De Commissie erkent als verzachtende omstandigheid het feit dat Electrabel uit eigen beweging de zaak aan de Commissie heeft gemeld en nadien in de loop van de procedure haar medewerking heeft verleend.

(22)

Ten slotte hecht de Commissie er veel belang aan te waarborgen dat het niveau van de opgelegde geldboeten voldoende ontradend is. Dat aspect is bijzonder relevant gezien het economische belang van Electrabel.

(23)

Gelet op al het voorgaande, ten einde de inbreuk te bestraffen en rekening houdend met de specifieke omstandigheden van de zaak, heeft de Commissie overeenkomstig artikel 14, lid 2, onder b), van Verordening (EEG) nr. 4064/89 een geldboete van 20 000 000 EUR opgelegd.

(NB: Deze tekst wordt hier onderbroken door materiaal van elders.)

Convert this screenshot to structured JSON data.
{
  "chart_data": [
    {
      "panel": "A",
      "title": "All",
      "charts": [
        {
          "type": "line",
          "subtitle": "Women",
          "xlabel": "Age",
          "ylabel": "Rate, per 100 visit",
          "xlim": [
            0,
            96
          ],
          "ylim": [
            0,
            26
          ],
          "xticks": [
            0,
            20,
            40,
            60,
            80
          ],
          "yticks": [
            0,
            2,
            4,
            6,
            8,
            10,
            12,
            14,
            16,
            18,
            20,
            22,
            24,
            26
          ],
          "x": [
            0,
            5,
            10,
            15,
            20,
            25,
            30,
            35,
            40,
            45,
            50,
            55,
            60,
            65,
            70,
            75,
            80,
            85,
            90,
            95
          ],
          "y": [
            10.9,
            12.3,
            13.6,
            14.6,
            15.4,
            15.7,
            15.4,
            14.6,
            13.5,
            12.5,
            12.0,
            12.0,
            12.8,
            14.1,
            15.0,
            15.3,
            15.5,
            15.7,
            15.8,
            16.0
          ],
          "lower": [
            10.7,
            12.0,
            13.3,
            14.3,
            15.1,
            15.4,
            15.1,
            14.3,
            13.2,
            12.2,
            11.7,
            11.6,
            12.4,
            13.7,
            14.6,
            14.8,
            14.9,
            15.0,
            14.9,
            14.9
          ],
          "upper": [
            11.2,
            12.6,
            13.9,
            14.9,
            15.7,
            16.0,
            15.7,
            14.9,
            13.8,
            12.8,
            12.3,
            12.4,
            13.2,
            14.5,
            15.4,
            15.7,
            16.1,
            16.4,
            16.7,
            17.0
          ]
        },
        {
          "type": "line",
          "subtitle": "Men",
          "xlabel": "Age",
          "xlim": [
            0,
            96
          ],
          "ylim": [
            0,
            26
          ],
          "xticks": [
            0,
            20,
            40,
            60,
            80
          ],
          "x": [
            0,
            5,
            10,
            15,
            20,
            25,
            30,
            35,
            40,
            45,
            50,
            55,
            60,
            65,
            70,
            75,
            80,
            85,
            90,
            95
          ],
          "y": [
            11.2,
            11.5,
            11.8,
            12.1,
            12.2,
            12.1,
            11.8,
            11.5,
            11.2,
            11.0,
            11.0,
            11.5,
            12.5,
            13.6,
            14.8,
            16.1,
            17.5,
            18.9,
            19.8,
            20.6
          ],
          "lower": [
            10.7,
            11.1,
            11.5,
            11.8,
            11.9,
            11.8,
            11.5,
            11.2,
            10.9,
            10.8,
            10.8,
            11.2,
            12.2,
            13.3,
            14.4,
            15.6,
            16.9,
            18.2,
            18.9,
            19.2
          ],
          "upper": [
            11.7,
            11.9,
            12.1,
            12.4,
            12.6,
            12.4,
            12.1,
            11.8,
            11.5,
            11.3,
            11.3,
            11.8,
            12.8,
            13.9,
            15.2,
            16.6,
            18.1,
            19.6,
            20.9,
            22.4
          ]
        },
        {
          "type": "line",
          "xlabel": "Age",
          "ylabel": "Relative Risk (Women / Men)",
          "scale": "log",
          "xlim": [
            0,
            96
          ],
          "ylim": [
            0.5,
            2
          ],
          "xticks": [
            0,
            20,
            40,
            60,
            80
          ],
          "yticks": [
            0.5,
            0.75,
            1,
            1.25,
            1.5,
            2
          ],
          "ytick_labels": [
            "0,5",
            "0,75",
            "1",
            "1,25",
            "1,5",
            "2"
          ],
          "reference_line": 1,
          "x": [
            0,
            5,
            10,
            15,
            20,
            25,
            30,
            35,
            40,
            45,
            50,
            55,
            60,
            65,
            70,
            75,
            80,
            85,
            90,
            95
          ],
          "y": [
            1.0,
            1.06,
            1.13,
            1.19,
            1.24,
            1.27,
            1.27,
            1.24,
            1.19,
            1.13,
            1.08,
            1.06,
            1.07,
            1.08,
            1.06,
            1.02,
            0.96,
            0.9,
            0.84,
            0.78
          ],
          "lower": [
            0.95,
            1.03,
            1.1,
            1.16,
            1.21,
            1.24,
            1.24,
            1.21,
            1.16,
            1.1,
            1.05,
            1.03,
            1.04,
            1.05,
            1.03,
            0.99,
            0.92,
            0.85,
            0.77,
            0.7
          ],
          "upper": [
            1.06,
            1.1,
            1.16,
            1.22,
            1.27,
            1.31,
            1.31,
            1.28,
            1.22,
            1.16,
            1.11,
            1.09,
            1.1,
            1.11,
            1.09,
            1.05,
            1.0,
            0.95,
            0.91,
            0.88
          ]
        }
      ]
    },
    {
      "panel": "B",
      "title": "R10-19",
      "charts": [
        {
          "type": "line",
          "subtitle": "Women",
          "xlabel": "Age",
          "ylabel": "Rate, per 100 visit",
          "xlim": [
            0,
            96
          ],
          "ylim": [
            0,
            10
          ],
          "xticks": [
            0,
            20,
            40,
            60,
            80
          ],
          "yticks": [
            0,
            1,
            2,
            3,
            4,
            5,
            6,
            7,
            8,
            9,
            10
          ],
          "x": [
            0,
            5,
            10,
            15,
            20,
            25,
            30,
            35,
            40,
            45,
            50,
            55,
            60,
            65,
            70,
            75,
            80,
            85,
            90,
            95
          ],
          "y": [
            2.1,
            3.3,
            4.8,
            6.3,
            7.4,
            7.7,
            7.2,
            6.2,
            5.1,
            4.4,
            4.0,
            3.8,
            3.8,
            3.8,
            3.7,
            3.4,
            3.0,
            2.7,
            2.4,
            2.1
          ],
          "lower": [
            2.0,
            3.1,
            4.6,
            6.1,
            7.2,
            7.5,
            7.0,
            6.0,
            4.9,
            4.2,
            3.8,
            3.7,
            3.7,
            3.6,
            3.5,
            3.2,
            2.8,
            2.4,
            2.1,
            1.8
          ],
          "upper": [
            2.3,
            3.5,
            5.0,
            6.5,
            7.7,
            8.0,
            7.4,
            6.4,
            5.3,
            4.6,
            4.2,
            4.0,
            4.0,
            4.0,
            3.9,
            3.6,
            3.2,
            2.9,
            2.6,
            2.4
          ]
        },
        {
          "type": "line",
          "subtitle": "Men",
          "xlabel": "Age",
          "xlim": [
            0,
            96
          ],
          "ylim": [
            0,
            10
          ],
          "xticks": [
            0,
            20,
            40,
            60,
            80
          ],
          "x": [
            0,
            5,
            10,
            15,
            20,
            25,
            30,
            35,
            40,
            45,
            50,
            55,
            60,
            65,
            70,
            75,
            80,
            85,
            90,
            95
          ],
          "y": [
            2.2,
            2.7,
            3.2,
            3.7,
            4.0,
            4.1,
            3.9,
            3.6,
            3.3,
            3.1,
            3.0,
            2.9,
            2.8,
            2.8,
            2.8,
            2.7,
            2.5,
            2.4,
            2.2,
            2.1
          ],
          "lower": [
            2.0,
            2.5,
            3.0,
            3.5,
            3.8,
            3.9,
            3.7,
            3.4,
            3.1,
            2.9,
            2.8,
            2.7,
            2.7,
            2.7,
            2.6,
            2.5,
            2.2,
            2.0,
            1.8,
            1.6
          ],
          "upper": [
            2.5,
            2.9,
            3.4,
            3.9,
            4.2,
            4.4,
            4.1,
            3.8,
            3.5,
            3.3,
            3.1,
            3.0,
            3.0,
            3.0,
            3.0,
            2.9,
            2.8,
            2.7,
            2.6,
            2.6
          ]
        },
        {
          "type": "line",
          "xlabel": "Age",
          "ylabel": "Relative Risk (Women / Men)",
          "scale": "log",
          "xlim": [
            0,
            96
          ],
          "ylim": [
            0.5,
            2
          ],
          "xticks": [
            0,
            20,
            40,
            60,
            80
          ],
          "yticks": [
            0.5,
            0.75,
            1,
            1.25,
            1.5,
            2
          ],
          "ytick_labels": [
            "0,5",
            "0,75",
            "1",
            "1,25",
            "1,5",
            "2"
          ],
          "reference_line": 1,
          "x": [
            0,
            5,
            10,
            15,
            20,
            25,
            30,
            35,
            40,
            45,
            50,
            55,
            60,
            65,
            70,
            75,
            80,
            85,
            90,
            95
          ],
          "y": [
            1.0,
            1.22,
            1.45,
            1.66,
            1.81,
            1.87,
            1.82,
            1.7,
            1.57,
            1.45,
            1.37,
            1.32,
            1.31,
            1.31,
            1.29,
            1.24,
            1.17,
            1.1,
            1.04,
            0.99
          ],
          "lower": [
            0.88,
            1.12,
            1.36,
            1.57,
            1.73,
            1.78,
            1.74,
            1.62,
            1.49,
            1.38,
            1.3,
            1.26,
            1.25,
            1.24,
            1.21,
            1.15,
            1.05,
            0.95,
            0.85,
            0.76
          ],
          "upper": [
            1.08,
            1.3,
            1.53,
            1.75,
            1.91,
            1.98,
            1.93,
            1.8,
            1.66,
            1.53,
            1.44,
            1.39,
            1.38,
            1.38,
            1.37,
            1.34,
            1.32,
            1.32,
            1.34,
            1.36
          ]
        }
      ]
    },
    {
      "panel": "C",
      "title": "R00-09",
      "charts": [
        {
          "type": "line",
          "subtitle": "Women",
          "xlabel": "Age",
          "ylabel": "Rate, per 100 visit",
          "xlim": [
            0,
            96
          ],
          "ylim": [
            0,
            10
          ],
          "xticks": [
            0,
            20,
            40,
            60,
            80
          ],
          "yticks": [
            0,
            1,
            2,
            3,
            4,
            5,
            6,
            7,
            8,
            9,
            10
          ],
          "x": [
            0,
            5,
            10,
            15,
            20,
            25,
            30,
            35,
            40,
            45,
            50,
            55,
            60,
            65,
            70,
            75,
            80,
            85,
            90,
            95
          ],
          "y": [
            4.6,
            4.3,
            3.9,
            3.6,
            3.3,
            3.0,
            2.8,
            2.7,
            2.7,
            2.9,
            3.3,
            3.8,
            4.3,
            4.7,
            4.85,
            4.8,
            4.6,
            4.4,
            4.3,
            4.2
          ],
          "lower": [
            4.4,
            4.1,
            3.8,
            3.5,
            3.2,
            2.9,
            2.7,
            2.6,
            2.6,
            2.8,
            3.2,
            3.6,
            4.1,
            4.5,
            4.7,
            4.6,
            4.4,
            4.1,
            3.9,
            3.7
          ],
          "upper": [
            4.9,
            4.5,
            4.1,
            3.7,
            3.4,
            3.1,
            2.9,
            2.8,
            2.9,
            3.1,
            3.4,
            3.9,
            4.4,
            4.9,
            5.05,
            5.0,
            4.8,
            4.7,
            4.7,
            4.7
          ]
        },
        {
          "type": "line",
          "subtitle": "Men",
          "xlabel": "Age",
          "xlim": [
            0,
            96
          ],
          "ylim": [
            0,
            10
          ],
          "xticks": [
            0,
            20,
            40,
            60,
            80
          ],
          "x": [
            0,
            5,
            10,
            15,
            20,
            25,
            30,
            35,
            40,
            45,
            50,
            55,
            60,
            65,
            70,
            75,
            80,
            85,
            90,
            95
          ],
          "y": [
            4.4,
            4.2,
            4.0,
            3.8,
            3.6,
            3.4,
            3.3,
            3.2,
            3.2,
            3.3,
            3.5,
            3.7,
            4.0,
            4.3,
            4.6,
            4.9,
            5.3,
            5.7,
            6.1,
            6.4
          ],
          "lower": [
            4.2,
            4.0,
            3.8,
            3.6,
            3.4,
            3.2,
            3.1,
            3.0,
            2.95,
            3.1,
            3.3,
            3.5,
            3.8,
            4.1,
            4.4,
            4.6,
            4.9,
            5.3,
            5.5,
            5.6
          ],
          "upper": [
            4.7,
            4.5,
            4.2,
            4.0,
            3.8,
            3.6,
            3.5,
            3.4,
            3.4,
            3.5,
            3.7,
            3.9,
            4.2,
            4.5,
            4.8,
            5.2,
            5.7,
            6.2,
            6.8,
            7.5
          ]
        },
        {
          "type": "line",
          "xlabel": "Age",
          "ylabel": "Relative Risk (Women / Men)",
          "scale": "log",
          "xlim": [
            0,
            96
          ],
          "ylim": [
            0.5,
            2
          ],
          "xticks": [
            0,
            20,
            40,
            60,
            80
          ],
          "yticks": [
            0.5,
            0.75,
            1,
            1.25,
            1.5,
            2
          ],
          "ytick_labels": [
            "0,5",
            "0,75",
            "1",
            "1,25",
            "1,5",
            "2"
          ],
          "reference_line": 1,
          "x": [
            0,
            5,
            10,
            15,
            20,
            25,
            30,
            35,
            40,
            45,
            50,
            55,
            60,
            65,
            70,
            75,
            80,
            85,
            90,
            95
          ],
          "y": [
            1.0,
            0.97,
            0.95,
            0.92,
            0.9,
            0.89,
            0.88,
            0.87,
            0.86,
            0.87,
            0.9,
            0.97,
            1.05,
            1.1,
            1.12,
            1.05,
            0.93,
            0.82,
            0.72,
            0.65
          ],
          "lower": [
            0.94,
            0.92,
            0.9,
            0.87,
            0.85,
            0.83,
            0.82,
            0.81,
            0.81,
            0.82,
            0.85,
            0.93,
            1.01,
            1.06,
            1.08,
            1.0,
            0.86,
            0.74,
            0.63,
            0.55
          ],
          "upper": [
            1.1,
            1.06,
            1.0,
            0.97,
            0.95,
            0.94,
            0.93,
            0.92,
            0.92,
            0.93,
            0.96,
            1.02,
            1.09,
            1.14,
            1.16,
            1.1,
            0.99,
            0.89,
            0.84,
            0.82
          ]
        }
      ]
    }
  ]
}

(1)  PB L 395 van 30.12.1989, blz. 1.

(2)  PB L 24 van 29.1.2004, blz. 1.

(3)  Krachtens artikel 26, lid 2, van de nieuwe concentratieverordening blijft de oude concentratieverordening van toepassing op alle concentraties waarbij de zeggenschap is verworven vóór de inwerkingtreding van de nieuwe concentratieverordening. In de mededeling van punten van bezwaar wordt erop gewezen dat de zeggenschap over CNR is verworven op 23 december 2003, d.w.z. vóór de inwerkingtreding van de nieuwe concentratieverordening. Bijgevolg is de procedure gevoerd op grond van de oude concentratieverordening.